REVIEW: Power Rangers (2017)

The Power Rangers from Saban are back in a new movie. Specifically a film adaptation of the origin story for the Mighty Morphin Power Rangers television series which became a global hit in the 1990’s. The series has since undergone multiple revisions including Samurai and Jungle Fury. Now given a big budget and the limitless scale of Computer Generated Imagery (CGI) available does this modern reboot do the source material justice?

Firstly, some context. As a youth I was very much into the Mighty Morphin Power Rangers. I had action figures. I vividly remember buying the Megazord and playing with the constituent Zords constantly. Similar memories are also held of the White Ranger’s sword, a toy which came complete with sound effects. When the original television series made its big screen debut I entered a drawing competition at the local supermarket, putting the White Ranger onto paper and actually won tickets to see the movie. These memories have resurfaced because of this film and that strikes upon the appeal of this new movie; nostalgia.

For those of us of a certain age Power Rangers strikes a chord with what we remember of the series that we became swept up with as youngsters.
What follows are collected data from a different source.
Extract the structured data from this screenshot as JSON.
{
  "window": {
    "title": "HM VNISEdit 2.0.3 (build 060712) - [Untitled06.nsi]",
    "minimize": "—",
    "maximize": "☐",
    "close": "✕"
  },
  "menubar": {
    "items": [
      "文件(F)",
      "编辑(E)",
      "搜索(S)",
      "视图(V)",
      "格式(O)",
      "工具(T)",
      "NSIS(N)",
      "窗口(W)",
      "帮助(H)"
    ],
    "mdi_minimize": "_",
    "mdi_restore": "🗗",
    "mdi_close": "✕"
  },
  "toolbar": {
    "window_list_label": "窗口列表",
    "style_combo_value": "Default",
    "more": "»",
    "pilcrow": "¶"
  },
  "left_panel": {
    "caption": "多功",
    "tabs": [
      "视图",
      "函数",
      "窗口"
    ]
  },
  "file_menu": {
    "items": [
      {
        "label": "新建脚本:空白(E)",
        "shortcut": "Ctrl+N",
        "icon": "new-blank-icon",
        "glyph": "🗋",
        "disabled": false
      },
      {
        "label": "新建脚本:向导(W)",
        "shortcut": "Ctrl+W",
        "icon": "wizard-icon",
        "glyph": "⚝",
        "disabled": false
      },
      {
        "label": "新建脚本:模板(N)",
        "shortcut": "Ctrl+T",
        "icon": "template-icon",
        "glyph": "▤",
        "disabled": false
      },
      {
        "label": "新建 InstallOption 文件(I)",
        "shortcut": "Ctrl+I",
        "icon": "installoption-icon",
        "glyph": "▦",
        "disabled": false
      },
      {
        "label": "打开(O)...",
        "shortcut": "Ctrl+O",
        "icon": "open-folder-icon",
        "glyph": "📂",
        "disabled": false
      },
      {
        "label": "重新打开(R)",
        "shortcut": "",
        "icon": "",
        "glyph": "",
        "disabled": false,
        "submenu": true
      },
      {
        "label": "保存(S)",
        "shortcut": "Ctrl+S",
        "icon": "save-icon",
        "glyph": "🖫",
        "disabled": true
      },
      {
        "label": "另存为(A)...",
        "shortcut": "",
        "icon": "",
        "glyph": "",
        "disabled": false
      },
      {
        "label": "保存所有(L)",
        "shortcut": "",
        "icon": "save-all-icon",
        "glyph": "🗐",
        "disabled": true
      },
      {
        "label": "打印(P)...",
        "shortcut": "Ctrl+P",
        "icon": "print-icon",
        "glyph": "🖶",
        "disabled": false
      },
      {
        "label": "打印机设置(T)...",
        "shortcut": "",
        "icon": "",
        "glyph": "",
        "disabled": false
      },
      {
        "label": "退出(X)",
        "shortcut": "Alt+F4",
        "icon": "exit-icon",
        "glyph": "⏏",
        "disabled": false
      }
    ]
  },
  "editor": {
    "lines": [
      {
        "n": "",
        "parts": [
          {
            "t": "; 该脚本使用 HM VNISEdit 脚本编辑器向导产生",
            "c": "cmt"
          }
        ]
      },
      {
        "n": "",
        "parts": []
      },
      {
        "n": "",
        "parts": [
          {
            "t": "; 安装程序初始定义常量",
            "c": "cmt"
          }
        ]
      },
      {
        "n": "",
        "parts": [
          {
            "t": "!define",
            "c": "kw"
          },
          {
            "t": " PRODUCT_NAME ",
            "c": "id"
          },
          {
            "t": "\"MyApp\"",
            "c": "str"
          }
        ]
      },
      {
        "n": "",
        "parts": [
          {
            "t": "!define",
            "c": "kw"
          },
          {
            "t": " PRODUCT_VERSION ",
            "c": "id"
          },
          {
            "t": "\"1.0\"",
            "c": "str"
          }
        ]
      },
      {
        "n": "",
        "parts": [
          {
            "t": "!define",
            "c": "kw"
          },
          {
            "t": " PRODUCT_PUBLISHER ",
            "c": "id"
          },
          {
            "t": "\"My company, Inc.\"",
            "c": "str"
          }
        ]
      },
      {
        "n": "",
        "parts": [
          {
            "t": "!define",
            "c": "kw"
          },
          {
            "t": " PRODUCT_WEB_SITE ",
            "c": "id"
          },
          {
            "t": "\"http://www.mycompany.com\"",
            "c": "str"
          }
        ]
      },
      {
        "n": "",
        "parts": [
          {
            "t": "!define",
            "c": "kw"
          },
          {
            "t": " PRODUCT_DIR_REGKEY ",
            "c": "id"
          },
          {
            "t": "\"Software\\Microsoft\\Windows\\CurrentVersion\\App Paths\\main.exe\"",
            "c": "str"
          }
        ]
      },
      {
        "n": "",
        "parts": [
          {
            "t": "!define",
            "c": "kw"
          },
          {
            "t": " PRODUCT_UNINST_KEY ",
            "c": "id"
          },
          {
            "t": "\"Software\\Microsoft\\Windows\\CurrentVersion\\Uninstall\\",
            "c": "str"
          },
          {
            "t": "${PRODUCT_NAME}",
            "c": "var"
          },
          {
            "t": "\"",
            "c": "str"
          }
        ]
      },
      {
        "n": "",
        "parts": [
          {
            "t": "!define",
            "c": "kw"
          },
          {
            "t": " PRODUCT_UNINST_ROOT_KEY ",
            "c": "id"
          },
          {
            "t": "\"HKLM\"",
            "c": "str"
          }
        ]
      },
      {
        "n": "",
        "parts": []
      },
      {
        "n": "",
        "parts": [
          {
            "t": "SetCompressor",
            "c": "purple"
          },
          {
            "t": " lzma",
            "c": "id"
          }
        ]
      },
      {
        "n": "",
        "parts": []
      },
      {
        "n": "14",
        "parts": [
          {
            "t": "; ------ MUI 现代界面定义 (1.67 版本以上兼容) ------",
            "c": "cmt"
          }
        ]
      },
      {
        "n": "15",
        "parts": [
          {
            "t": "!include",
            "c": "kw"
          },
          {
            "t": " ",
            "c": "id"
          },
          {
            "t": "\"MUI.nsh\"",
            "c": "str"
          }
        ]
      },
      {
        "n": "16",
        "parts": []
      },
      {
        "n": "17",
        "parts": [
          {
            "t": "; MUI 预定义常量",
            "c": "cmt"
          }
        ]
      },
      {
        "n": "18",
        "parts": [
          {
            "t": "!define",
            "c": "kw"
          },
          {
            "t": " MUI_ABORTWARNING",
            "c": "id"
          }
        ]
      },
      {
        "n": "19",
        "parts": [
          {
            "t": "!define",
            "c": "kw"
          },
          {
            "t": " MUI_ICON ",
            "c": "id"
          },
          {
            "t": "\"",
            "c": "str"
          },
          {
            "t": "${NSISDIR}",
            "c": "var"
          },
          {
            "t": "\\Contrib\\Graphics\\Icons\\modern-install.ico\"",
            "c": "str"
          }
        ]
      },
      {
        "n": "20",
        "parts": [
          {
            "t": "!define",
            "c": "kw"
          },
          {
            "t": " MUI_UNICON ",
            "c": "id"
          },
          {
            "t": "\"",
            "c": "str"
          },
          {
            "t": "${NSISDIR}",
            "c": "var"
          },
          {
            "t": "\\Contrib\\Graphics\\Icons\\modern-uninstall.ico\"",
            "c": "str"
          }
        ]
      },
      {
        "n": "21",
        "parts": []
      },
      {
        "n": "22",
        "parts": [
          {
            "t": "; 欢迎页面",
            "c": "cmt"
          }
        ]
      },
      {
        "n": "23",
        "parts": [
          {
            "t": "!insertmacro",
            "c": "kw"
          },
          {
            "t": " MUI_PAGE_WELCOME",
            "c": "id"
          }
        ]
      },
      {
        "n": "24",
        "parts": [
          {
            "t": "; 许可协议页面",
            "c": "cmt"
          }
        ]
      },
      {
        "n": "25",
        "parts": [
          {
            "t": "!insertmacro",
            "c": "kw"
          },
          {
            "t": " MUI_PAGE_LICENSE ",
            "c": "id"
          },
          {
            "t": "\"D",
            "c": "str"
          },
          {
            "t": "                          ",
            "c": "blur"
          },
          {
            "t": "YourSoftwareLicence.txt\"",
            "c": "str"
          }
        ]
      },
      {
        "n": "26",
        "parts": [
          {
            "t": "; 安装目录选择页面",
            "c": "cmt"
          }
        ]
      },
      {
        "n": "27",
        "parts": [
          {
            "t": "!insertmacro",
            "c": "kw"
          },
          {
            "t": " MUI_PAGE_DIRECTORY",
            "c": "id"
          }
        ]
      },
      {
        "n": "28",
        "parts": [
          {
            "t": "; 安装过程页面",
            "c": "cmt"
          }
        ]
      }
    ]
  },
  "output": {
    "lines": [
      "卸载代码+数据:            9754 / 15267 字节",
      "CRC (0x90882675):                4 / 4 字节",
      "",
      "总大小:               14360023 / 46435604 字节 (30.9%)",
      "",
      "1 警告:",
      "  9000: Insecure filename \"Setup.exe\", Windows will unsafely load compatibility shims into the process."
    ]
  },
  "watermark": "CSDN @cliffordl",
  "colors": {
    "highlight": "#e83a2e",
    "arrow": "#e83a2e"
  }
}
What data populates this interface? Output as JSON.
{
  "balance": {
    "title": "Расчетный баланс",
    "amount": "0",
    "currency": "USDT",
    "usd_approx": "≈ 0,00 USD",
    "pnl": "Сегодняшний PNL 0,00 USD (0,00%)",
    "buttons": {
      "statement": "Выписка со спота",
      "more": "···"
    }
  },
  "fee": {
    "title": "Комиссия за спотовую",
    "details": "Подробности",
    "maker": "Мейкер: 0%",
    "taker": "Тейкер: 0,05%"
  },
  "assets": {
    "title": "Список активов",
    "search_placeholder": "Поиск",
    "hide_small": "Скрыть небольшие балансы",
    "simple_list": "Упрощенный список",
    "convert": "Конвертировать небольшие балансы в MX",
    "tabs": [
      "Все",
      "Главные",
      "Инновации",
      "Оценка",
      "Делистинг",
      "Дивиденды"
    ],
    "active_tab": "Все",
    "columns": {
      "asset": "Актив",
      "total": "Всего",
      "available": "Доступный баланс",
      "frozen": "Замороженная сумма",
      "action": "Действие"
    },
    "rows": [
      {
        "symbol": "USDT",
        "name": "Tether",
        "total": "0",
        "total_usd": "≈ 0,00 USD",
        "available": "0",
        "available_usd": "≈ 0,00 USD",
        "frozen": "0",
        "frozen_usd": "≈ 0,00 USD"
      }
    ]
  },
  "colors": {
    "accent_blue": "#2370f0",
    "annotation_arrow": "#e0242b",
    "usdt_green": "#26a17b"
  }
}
Additionally, actors Bryan Cranston, from Malcolm in the Middle and of course Breaking Bad, and Elizabeth Banks, who we’ve seen in Role Models, The Forty Year Old Virgin, The Hunger Games and Zack and Miri Make a Porno, draw us in even further. Banks in particular savours the freedom to go wild with the villainess Rita Repulsa. Cranston largely appears as the talking face on the wall called Zordon. However neither appears to have just shown up for the pay cheque and indeed take the process reasonably seriously. Perhaps they too were savouring the nostalgia of the project?

Power Rangers 3

This search to deliver nostalgia is indicative of the tone of the film. It is not a film for children with some particularly dark moments, the implication that Rita was pulling gold teeth out of a homeless man’s skull for instance. Unfortunately the screening I attended had two families with young children who were clearly scared in these moments. Although the 12A certificate is entirely appropriate for this film, it does not mean that it is suitable for 6 year olds even if they are accompanied by an adult. It is clearly intended for that older audience, now in adulthood, that darker tones appeal to but without straying too far away from the original. Those kids in my showing also failed to have their attention kept by the extended character development.

As with any origin story time is spent explaining the premise. However the majority of the running time is dedicated to exploring the five lead characters. My heart sank with the prospect of a Breakfast Club style setup. Happily however that was dispensed with quickly. With the change of environment, from weekend detention to a quarry, the unlikely friendship then begins to develop between the teenagers. Although a slightly generic motley crew of characters they do cover all bases. The star quarterback has dented his future with some youthful hi-jinx. A former cheerleader who didn’t quite fit the Mean Girls mould. Someone struggling with how her ‘perfect’ family would react to her sexuality. Similarly a young carer struggling to look after his sick mother. Plus the smart one on the autistic spectrum. All of these characters however are handled well. Sensitively in fact, with a subtlety often missing from most movie blockbusters.

Each of them have a point to prove. Seeking acceptance from the other outsiders they form a strong bond as a group. Those themes of friendship and acceptance add an additional layer to the generic superhero and sci-fi material that will hopefully speak to others at that impressionable age. On reflection, this process of teasing out the character back stories is too long, not that I was in a hurry to see the inevitable battle between the Zords and Goldar. However I was caught up enough in the characters that I was eager for them to get their suits which were particularly impressive given the movie level budget. Admittedly this movie is not likely to receive widespread critical acclaim. The plot and script are not likely to win any awards for instance. But some films deliver based upon what the viewer brings to it.

As a nostalgic 30-year-old I thoroughly enjoyed revisiting a story from my youth. A modern retelling with a good budget and featuring two actors who I have enjoyed in other things before. Excitingly an extra scene in the credits alludes to a further story involving the Green Ranger. Perhaps history will repeat itself and he will trigger a peak in popularity for the Power Rangers?